With benign findings, your doctor will discuss what these mean, but most often follow-up will be the same as with a negative result. (Prostatitis found on a biopsy does not usually require treatment.)

If suspicious findings are noted, next steps will depend on exactly what is seen. With low-grade PIN, follow-up is essentially like that of a negative biopsy. But for high-grade PIN or glandular atypia, a repeat biopsy in a few months may be recommended.

If cancer is found, follow-up and treatment will depend on the Gleason score. For lower scores, a period of watchful waiting/active surveillance may be recommended, whereas with a high Gleason score, immediate treatment with surgery or radiation therapy may be the best option.

As far as PSA tests and digital rectal exams after a prostate biopsy go, recommendations will vary. In the past, with a negative biopsy, screening tests were usually recommended a year after the procedure. But there is significant controversy over this practice today, and different organizations have different recommendations.

With a biopsy result that suggests an increased risk of prostate cancer in the future, some physicians may recommend getting a PSA test in three to six months, but again, this will vary. With prostate cancer, the frequency of testing will depend on the Gleason score, treatments, and more.

A Word From Verywell

Scheduling and then receiving the results of a prostate biopsy can cause a tremendous amount of anxiety, especially with prostate cancer being the most commonly diagnosed cancer in men. Taking time to educate yourself about both the diagnosis and treatment of prostate cancer can help you feel more in control, and is even more important amidst the controversy surrounding options. Being your own advocate can begin with discussing diagnostic concerns such as the difference between and random and targeted biopsies, as well as the best options for pain control during the biopsy.

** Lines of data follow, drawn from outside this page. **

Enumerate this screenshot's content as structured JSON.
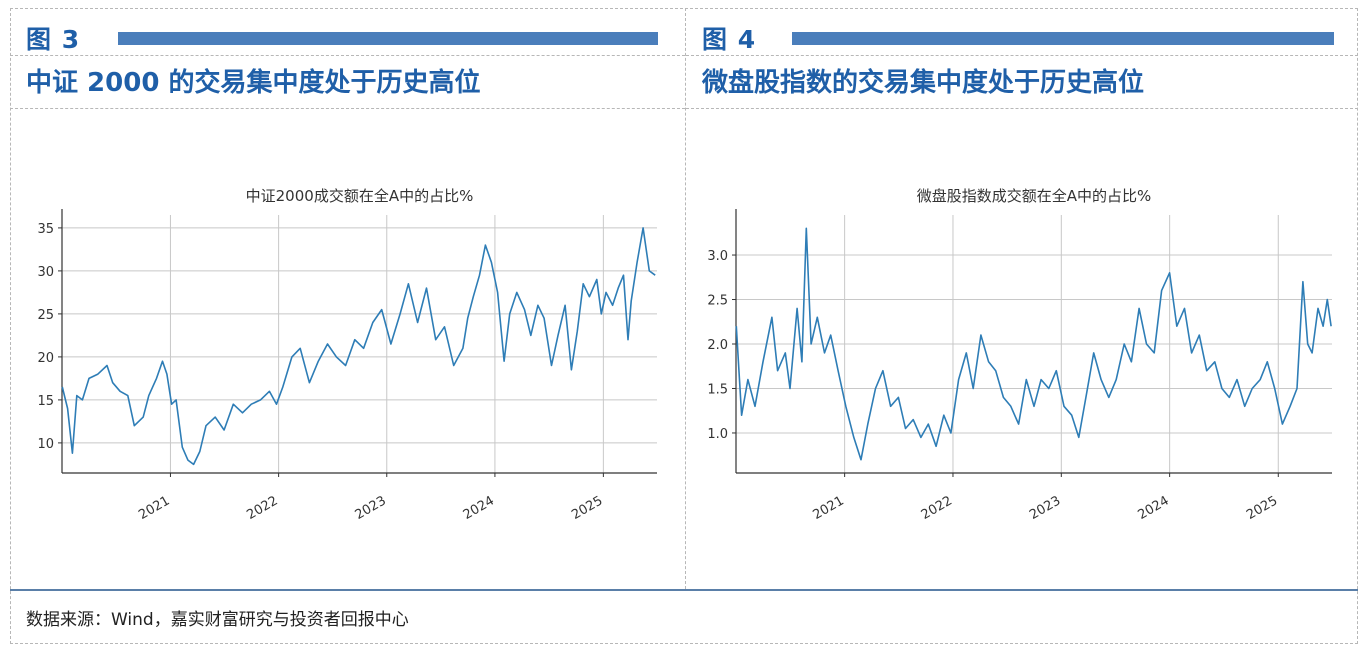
{
  "figures": [
    {
      "label": "图 3",
      "heading": "中证 2000 的交易集中度处于历史高位",
      "chart_data": {
        "type": "line",
        "title": "中证2000成交额在全A中的占比%",
        "xlabel": "",
        "ylabel": "",
        "x_ticks": [
          "2021",
          "2022",
          "2023",
          "2024",
          "2025"
        ],
        "y_ticks": [
          10,
          15,
          20,
          25,
          30,
          35
        ],
        "ylim": [
          6.5,
          36.5
        ],
        "xlim": [
          "2020-01-01",
          "2025-07-01"
        ],
        "grid": true,
        "color": "#2e7db6",
        "series": [
          {
            "name": "",
            "points": [
              [
                "2020-01-02",
                16.5
              ],
              [
                "2020-01-20",
                14.0
              ],
              [
                "2020-02-05",
                8.8
              ],
              [
                "2020-02-20",
                15.5
              ],
              [
                "2020-03-10",
                15.0
              ],
              [
                "2020-04-01",
                17.5
              ],
              [
                "2020-05-01",
                18.0
              ],
              [
                "2020-06-01",
                19.0
              ],
              [
                "2020-06-20",
                17.0
              ],
              [
                "2020-07-15",
                16.0
              ],
              [
                "2020-08-10",
                15.5
              ],
              [
                "2020-09-01",
                12.0
              ],
              [
                "2020-10-01",
                13.0
              ],
              [
                "2020-10-20",
                15.5
              ],
              [
                "2020-11-15",
                17.5
              ],
              [
                "2020-12-05",
                19.5
              ],
              [
                "2020-12-20",
                18.0
              ],
              [
                "2021-01-05",
                14.5
              ],
              [
                "2021-01-20",
                15.0
              ],
              [
                "2021-02-10",
                9.5
              ],
              [
                "2021-03-01",
                8.0
              ],
              [
                "2021-03-20",
                7.5
              ],
              [
                "2021-04-10",
                9.0
              ],
              [
                "2021-05-01",
                12.0
              ],
              [
                "2021-06-01",
                13.0
              ],
              [
                "2021-07-01",
                11.5
              ],
              [
                "2021-08-01",
                14.5
              ],
              [
                "2021-09-01",
                13.5
              ],
              [
                "2021-10-01",
                14.5
              ],
              [
                "2021-11-01",
                15.0
              ],
              [
                "2021-12-01",
                16.0
              ],
              [
                "2021-12-25",
                14.5
              ],
              [
                "2022-01-15",
                16.5
              ],
              [
                "2022-02-15",
                20.0
              ],
              [
                "2022-03-15",
                21.0
              ],
              [
                "2022-04-15",
                17.0
              ],
              [
                "2022-05-15",
                19.5
              ],
              [
                "2022-06-15",
                21.5
              ],
              [
                "2022-07-15",
                20.0
              ],
              [
                "2022-08-15",
                19.0
              ],
              [
                "2022-09-15",
                22.0
              ],
              [
                "2022-10-15",
                21.0
              ],
              [
                "2022-11-15",
                24.0
              ],
              [
                "2022-12-15",
                25.5
              ],
              [
                "2023-01-15",
                21.5
              ],
              [
                "2023-02-15",
                25.0
              ],
              [
                "2023-03-15",
                28.5
              ],
              [
                "2023-04-15",
                24.0
              ],
              [
                "2023-05-15",
                28.0
              ],
              [
                "2023-06-15",
                22.0
              ],
              [
                "2023-07-15",
                23.5
              ],
              [
                "2023-08-15",
                19.0
              ],
              [
                "2023-09-15",
                21.0
              ],
              [
                "2023-10-01",
                24.5
              ],
              [
                "2023-10-20",
                27.0
              ],
              [
                "2023-11-10",
                29.5
              ],
              [
                "2023-11-30",
                33.0
              ],
              [
                "2023-12-20",
                31.0
              ],
              [
                "2024-01-10",
                27.5
              ],
              [
                "2024-02-01",
                19.5
              ],
              [
                "2024-02-20",
                25.0
              ],
              [
                "2024-03-15",
                27.5
              ],
              [
                "2024-04-10",
                25.5
              ],
              [
                "2024-05-01",
                22.5
              ],
              [
                "2024-05-25",
                26.0
              ],
              [
                "2024-06-15",
                24.5
              ],
              [
                "2024-07-10",
                19.0
              ],
              [
                "2024-08-01",
                22.5
              ],
              [
                "2024-08-25",
                26.0
              ],
              [
                "2024-09-15",
                18.5
              ],
              [
                "2024-10-05",
                23.0
              ],
              [
                "2024-10-25",
                28.5
              ],
              [
                "2024-11-15",
                27.0
              ],
              [
                "2024-12-10",
                29.0
              ],
              [
                "2024-12-25",
                25.0
              ],
              [
                "2025-01-10",
                27.5
              ],
              [
                "2025-02-01",
                26.0
              ],
              [
                "2025-02-20",
                28.0
              ],
              [
                "2025-03-10",
                29.5
              ],
              [
                "2025-03-25",
                22.0
              ],
              [
                "2025-04-05",
                26.5
              ],
              [
                "2025-04-25",
                31.0
              ],
              [
                "2025-05-15",
                35.0
              ],
              [
                "2025-06-05",
                30.0
              ],
              [
                "2025-06-25",
                29.5
              ]
            ]
          }
        ]
      }
    },
    {
      "label": "图 4",
      "heading": "微盘股指数的交易集中度处于历史高位",
      "chart_data": {
        "type": "line",
        "title": "微盘股指数成交额在全A中的占比%",
        "xlabel": "",
        "ylabel": "",
        "x_ticks": [
          "2021",
          "2022",
          "2023",
          "2024",
          "2025"
        ],
        "y_ticks": [
          1.0,
          1.5,
          2.0,
          2.5,
          3.0
        ],
        "ylim": [
          0.55,
          3.45
        ],
        "xlim": [
          "2020-01-01",
          "2025-07-01"
        ],
        "grid": true,
        "color": "#2e7db6",
        "series": [
          {
            "name": "",
            "points": [
              [
                "2020-01-02",
                2.2
              ],
              [
                "2020-01-20",
                1.2
              ],
              [
                "2020-02-10",
                1.6
              ],
              [
                "2020-03-05",
                1.3
              ],
              [
                "2020-04-01",
                1.8
              ],
              [
                "2020-05-01",
                2.3
              ],
              [
                "2020-05-20",
                1.7
              ],
              [
                "2020-06-15",
                1.9
              ],
              [
                "2020-07-01",
                1.5
              ],
              [
                "2020-07-25",
                2.4
              ],
              [
                "2020-08-10",
                1.8
              ],
              [
                "2020-08-25",
                3.3
              ],
              [
                "2020-09-10",
                2.0
              ],
              [
                "2020-10-01",
                2.3
              ],
              [
                "2020-10-25",
                1.9
              ],
              [
                "2020-11-15",
                2.1
              ],
              [
                "2020-12-10",
                1.7
              ],
              [
                "2021-01-05",
                1.3
              ],
              [
                "2021-02-01",
                0.95
              ],
              [
                "2021-02-25",
                0.7
              ],
              [
                "2021-03-20",
                1.1
              ],
              [
                "2021-04-15",
                1.5
              ],
              [
                "2021-05-10",
                1.7
              ],
              [
                "2021-06-05",
                1.3
              ],
              [
                "2021-07-01",
                1.4
              ],
              [
                "2021-07-25",
                1.05
              ],
              [
                "2021-08-20",
                1.15
              ],
              [
                "2021-09-15",
                0.95
              ],
              [
                "2021-10-10",
                1.1
              ],
              [
                "2021-11-05",
                0.85
              ],
              [
                "2021-12-01",
                1.2
              ],
              [
                "2021-12-25",
                1.0
              ],
              [
                "2022-01-20",
                1.6
              ],
              [
                "2022-02-15",
                1.9
              ],
              [
                "2022-03-10",
                1.5
              ],
              [
                "2022-04-05",
                2.1
              ],
              [
                "2022-05-01",
                1.8
              ],
              [
                "2022-05-25",
                1.7
              ],
              [
                "2022-06-20",
                1.4
              ],
              [
                "2022-07-15",
                1.3
              ],
              [
                "2022-08-10",
                1.1
              ],
              [
                "2022-09-05",
                1.6
              ],
              [
                "2022-10-01",
                1.3
              ],
              [
                "2022-10-25",
                1.6
              ],
              [
                "2022-11-20",
                1.5
              ],
              [
                "2022-12-15",
                1.7
              ],
              [
                "2023-01-10",
                1.3
              ],
              [
                "2023-02-05",
                1.2
              ],
              [
                "2023-03-01",
                0.95
              ],
              [
                "2023-03-25",
                1.4
              ],
              [
                "2023-04-20",
                1.9
              ],
              [
                "2023-05-15",
                1.6
              ],
              [
                "2023-06-10",
                1.4
              ],
              [
                "2023-07-05",
                1.6
              ],
              [
                "2023-08-01",
                2.0
              ],
              [
                "2023-08-25",
                1.8
              ],
              [
                "2023-09-20",
                2.4
              ],
              [
                "2023-10-15",
                2.0
              ],
              [
                "2023-11-10",
                1.9
              ],
              [
                "2023-12-05",
                2.6
              ],
              [
                "2024-01-01",
                2.8
              ],
              [
                "2024-01-25",
                2.2
              ],
              [
                "2024-02-20",
                2.4
              ],
              [
                "2024-03-15",
                1.9
              ],
              [
                "2024-04-10",
                2.1
              ],
              [
                "2024-05-05",
                1.7
              ],
              [
                "2024-06-01",
                1.8
              ],
              [
                "2024-06-25",
                1.5
              ],
              [
                "2024-07-20",
                1.4
              ],
              [
                "2024-08-15",
                1.6
              ],
              [
                "2024-09-10",
                1.3
              ],
              [
                "2024-10-05",
                1.5
              ],
              [
                "2024-11-01",
                1.6
              ],
              [
                "2024-11-25",
                1.8
              ],
              [
                "2024-12-20",
                1.5
              ],
              [
                "2025-01-15",
                1.1
              ],
              [
                "2025-02-10",
                1.3
              ],
              [
                "2025-03-05",
                1.5
              ],
              [
                "2025-03-25",
                2.7
              ],
              [
                "2025-04-10",
                2.0
              ],
              [
                "2025-04-25",
                1.9
              ],
              [
                "2025-05-15",
                2.4
              ],
              [
                "2025-06-01",
                2.2
              ],
              [
                "2025-06-15",
                2.5
              ],
              [
                "2025-06-28",
                2.2
              ]
            ]
          }
        ]
      }
    }
  ],
  "source": "数据来源：Wind，嘉实财富研究与投资者回报中心"
}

Finding an experienced physician is just as important as choosing the best treatment if your biopsy shows cancer, and getting a second opinion—even if you are comfortable with a proposed treatment plan—is not only encouraged, but expected. Seeking out an opinion at a National Cancer Institute-designated cancer center can help ensure you have the opportunity to talk with physicians who are familiar with the latest advances in treatment.